In order for Big Data to be effective within your organization, a carefully crafted data governance strategy is key. The following principles can help manage an organization's data hoarding tendencies:

Determine the 'best-before date'

Most data has a required or useful lifecycle. Once the use and purpose of data is extinguished, the data becomes redundant, obsolete, or trivial, and provides limited or no value to an organization. Not only does storing irrelevant data cost money, but the over-retention of personal data can also run afoul of privacy laws.

Some jurisdictions have data privacy laws that prohibit the retention of an individual's personal information beyond a defined maximum period of time. Countries with strong privacy laws generally mandate that personal data be securely deleted or destroyed when no longer required by law or to fulfill the purposes for which it was collected. A clear data retention policy is vital to helping organizations ensure that they are compliant with their legal obligations. Organizational data including personal information should be earmarked for deletion after the appropriate date, and an appropriate manager appointed to ensure that expired data is routinely purged.

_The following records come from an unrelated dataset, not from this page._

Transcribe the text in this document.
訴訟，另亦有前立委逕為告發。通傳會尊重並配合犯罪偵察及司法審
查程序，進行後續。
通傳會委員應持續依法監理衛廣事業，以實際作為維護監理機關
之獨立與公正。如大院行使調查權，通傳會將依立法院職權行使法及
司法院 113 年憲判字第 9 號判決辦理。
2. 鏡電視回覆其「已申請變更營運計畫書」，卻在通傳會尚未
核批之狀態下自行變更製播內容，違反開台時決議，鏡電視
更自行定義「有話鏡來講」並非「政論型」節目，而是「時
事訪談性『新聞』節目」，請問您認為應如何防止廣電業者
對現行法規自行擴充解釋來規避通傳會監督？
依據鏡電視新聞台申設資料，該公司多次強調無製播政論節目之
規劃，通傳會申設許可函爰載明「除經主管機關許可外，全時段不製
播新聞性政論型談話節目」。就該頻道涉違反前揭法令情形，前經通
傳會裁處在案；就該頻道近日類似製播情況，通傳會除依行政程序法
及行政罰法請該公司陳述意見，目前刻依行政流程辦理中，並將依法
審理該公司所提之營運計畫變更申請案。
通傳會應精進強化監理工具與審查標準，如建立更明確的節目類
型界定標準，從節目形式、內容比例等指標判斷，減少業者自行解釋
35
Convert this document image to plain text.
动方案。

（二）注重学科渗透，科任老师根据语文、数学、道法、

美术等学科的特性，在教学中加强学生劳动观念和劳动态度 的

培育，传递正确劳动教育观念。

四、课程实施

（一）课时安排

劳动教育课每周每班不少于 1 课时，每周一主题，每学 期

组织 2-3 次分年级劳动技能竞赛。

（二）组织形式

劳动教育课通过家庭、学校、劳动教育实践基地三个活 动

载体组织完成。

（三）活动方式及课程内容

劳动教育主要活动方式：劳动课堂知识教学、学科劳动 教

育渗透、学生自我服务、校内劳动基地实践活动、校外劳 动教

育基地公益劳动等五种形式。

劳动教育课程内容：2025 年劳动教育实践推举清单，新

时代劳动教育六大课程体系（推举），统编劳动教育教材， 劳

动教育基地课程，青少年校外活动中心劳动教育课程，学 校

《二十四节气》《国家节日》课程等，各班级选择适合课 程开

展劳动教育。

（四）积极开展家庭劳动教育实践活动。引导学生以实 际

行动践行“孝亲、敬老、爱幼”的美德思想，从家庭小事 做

Keep data organized and under control

Large amounts of data that are not organized will quickly turn into an unwieldy mess. Although technology such as Apache's Hadoop® allows for the analysis of structured and loosely structured data sets, the issue of 'bad data in, bad data out' still applies. Analytics and insights derived from bad data (such as unorganized, obsolete, or expired data) may cause more harm than good. To help keep things under control, the data governance function within an organization should be led by a data governance officer and a data governance committee should include stakeholders from information technology (IT), legal/compliance, and business functions. Having an appropriately structured and staffed committee can help reduce data silos, implement data quality and cleansing, and enforce organizational data schemas. Appropriate oversight will ensure that data remains useful for thoughtful analysis and decision-making.